Staunton, June 14 – Any time a dispute lasts beyond a few weeks, it is almost inevitable that some of those involved will seek to end it by accepting the position of their original opponents or by proposing what seems to be a way around the problem by recasting it in different terms.
Both these steps represent serious risks in and of themselves; but often they also pose dangers far larger than the problem they purport to solve, dangers neglected as people react to them. Two such ideas have surfaced today regarding Crimea, one from US President Donald Trump and a second from Greeks on that occupied Ukrainian peninsula.
The one that is certain to gain the greater amount of attention is a report in Buzzfeed today that Trump told the G7 meeting in Ottawa that “Crimea is Russian,” a reversal of the US position up to now and a major victory for Vladimir Putin (buzzfeed.com/albertonardelli/trump-russia-crimea and thebell.io/buzzfeed-tramp-nazval-krym-rossijskim/).
That is disastrous enough as a betrayal of Ukraine, but the reason Trump reportedly invoked to justify this idea is even more disturbing. It goes further than even Putin has in justifying Russian aggression. Since 2014, Putin has justified the Anschluss by pointing to the referendum he orchestrated after Russian forces moved in.
What Trump reportedly said was that Crimea is Russian because “all the people there speak Russian,” a position that mirrors the Kremlin leader’s earlier assertions about “a Russian world” embracing more than just Crimea and the Donbass and one that Moscow might seek to apply to northern Kazakhstan, parts of Belarus and so on.
As of now, the White House has neither confirmed nor denied Trump said this, and one should treat the Buzzfeed report with caution because its sources were not authorized to report this and spoke only on condition of anonymity. But if it is true – or even if it is a trial balloon – no one should forget these larger problems as well as the immediate ones it can cause.

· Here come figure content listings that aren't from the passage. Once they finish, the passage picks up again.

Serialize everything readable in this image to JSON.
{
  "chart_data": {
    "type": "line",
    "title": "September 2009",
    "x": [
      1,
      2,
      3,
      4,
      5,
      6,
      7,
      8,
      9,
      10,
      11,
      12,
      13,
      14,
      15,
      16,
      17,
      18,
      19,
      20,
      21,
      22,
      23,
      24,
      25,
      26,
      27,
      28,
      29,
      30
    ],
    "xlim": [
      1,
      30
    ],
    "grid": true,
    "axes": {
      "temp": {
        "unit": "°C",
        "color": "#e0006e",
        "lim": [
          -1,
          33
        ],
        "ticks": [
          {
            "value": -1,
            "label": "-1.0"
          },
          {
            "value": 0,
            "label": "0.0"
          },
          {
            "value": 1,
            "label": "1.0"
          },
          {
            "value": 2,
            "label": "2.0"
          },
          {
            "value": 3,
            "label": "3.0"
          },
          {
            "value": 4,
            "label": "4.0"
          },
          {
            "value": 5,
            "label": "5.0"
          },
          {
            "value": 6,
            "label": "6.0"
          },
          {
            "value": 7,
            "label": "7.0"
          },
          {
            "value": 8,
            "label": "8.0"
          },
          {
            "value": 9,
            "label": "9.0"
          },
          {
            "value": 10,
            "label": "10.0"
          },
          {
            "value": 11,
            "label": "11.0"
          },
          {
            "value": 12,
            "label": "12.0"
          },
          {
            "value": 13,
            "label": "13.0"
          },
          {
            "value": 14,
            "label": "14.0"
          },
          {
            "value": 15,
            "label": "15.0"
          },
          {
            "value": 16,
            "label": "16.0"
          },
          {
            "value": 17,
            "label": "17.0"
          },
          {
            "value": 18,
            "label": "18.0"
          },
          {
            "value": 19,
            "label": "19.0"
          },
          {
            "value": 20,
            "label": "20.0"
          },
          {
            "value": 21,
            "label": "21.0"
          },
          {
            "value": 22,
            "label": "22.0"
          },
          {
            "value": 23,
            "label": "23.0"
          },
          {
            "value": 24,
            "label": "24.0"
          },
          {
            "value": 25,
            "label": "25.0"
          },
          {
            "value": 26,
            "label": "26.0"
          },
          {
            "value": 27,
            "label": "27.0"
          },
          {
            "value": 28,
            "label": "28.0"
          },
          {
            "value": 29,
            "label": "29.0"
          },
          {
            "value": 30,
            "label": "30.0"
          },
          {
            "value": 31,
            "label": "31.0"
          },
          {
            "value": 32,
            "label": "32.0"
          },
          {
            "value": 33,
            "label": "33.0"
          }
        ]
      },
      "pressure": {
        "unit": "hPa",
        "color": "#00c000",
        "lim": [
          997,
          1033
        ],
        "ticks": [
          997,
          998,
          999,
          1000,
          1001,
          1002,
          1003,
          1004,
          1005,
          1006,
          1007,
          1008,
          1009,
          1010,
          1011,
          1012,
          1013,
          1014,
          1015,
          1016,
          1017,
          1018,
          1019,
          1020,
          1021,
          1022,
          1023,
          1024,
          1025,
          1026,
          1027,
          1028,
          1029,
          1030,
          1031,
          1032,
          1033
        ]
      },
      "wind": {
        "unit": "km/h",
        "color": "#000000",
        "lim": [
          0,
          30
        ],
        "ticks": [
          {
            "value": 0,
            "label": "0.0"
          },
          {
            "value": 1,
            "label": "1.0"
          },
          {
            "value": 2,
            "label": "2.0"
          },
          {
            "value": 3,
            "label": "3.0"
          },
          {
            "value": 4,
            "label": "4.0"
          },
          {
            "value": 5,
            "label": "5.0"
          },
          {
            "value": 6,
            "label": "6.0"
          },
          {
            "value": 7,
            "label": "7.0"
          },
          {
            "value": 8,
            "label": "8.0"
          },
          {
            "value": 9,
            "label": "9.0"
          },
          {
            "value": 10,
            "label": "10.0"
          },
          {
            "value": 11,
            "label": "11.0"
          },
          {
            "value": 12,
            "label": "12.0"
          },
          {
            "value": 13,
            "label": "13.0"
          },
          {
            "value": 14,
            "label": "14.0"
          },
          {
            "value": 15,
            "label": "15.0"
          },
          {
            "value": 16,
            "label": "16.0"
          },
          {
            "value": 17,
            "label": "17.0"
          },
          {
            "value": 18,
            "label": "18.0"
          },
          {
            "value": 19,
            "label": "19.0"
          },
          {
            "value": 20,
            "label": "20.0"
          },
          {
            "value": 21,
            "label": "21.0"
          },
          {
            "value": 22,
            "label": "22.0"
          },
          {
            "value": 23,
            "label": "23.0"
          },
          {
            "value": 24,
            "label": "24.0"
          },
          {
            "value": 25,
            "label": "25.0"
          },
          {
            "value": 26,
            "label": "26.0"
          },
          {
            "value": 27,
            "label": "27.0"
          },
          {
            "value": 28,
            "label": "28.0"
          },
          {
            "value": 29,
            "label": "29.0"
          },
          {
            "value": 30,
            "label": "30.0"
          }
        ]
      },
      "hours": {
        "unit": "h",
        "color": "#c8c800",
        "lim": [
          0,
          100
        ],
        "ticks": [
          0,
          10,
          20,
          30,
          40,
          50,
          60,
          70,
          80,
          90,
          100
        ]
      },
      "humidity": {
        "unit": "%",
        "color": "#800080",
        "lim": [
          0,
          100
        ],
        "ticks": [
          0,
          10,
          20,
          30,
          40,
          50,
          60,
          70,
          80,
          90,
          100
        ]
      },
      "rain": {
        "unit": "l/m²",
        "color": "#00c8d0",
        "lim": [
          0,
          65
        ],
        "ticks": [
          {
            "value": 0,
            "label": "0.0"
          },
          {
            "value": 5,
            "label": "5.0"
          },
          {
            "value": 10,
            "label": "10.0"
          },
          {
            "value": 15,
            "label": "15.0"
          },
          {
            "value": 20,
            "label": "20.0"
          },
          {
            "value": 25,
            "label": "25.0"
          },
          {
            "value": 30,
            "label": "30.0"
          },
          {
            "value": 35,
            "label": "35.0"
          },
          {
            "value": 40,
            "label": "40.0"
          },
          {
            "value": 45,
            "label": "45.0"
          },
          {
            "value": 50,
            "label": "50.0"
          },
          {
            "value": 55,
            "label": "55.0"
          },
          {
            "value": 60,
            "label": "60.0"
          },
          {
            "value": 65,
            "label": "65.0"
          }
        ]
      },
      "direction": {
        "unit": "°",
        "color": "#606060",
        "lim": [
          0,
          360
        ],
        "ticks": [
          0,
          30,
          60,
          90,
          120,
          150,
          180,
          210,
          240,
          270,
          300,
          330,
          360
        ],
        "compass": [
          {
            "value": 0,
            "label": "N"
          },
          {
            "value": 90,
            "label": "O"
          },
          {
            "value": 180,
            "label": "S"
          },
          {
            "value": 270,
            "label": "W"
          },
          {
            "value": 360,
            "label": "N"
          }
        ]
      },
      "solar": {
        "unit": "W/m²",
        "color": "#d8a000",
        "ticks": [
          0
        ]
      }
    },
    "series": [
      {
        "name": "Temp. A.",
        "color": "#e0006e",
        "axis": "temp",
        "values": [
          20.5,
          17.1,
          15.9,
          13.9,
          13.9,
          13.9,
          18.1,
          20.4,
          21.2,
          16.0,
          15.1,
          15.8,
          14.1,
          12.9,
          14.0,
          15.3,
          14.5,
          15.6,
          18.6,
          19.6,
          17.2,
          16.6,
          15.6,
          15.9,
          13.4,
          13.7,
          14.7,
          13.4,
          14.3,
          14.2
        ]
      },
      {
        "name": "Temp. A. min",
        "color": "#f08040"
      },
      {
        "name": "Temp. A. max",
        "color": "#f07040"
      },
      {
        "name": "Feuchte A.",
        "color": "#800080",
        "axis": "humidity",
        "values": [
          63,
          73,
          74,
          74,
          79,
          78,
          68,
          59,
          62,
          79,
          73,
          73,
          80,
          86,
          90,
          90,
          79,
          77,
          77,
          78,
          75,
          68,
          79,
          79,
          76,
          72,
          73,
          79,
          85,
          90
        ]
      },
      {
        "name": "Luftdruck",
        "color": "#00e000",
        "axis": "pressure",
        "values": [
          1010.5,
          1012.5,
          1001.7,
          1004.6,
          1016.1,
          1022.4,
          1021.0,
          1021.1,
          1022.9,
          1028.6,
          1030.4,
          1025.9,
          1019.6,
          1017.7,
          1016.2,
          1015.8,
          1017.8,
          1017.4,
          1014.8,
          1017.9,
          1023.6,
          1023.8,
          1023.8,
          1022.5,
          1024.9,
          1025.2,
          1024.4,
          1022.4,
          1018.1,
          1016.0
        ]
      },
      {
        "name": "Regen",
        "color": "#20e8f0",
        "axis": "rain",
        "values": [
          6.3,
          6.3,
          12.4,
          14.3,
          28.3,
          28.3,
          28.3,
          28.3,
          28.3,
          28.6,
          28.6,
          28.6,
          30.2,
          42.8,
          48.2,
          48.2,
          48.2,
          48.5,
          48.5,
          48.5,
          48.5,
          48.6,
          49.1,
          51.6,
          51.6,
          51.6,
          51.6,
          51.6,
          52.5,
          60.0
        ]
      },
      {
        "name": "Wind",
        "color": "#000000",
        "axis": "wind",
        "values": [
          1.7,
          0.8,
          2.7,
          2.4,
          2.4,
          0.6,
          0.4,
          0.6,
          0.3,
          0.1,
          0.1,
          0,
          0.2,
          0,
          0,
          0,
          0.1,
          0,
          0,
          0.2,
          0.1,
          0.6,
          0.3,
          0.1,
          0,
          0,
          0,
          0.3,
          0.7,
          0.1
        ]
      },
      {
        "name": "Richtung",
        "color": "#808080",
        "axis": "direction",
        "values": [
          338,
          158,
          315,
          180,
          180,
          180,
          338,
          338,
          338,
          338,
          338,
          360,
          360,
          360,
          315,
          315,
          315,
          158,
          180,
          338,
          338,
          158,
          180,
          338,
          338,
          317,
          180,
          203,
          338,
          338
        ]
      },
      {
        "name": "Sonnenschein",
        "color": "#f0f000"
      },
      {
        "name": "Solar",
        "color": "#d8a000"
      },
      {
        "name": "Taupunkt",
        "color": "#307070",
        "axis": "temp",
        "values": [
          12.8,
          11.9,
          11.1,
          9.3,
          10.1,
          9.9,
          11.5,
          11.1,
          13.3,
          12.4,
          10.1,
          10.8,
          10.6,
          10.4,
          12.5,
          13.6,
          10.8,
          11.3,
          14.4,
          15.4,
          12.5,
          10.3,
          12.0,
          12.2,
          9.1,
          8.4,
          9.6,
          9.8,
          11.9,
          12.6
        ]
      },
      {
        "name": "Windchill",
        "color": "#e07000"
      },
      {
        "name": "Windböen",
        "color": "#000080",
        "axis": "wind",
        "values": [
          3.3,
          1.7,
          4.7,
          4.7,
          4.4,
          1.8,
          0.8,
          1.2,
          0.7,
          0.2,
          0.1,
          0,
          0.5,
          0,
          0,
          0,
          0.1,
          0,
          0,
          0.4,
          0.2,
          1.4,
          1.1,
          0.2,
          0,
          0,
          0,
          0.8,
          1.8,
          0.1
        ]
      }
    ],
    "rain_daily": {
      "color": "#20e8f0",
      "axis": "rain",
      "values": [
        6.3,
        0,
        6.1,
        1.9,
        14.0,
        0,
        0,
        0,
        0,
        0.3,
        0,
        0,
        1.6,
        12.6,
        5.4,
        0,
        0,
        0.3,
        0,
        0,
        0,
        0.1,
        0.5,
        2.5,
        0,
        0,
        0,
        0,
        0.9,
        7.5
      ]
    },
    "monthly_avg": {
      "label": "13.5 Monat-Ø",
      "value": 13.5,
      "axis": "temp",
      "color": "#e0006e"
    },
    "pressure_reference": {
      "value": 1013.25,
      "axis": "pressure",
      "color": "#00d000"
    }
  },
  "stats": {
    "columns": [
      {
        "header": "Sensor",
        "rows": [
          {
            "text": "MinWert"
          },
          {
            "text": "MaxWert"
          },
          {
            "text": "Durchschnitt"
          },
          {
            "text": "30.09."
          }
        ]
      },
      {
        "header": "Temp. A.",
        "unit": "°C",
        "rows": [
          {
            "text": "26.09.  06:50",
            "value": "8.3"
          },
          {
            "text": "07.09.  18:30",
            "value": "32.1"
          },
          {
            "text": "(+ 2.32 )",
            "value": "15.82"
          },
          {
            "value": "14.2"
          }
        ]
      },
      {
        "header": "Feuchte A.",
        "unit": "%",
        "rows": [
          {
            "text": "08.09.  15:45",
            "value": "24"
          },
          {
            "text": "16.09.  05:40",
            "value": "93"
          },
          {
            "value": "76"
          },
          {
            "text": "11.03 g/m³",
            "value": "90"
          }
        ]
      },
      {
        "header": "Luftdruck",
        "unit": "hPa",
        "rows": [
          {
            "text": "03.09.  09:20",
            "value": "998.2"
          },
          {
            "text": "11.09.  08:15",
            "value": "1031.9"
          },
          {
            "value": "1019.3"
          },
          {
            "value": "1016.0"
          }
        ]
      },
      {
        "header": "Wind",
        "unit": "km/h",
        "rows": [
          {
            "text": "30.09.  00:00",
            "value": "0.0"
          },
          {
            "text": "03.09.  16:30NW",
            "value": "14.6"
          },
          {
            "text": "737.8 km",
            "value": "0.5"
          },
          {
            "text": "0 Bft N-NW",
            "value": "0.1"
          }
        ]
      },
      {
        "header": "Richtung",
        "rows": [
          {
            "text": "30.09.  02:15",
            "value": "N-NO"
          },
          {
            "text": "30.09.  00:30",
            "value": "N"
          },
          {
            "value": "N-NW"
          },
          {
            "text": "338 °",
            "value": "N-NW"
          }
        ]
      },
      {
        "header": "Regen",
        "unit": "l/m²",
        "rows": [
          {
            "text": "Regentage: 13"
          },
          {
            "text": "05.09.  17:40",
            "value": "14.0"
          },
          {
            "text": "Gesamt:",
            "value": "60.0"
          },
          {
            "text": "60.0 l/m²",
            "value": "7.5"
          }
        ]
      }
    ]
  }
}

The second proposal comes from the ethnic Greek community on the occupied Ukrainian peninsula. It has called for going back to the tsarist-era term for the region and calling Crimea again the Tauride, thus eliminating “Crimea” as a problem by eliminating the name – or at least creating confusion (ura.news/news/1052338816 and cont.ws/@comandanteoleg/975344).
Nomenclature matters, and one perhaps can even sympathize with the tiny Greek minority on the peninsula for wanting to have a name more closely associated with themselves and their history than “Crimea” does. But there are two far-reaching consequences if this proposal gains any traction.
On the one hand, it would dramatically undercut the position of the Crimean Tatars, for whom the Crimea is their unique national homeland. Indeed, some in Moscow and the West would likely view the Greek proposal as a way of denying that the Crimean Tatars have any rights to national self-determination.
And on the other – and far more seriously – it would open the way for more Russian aggression. Those who are ready to accept the notion of going back to “Tauride” as a name for the peninsula may not know or have forgotten that in tsarist times, the Tauride included not just Crimea but a large part of the south of what the Putin regime has referred to as Novorossiya.
Thus, this new-old term would lend support to Russian aggression not only in Crimea but in the Donbass – and by extension elsewhere wherever imperial Russian boundaries and names do not correspond with current post-1991 ones.
Both proposals then must be rejected and denounced by all those who care about Ukraine and about the maintenance of international law, not only because of what would be their immediate consequences but even more because of what would be their longer-term ones as well.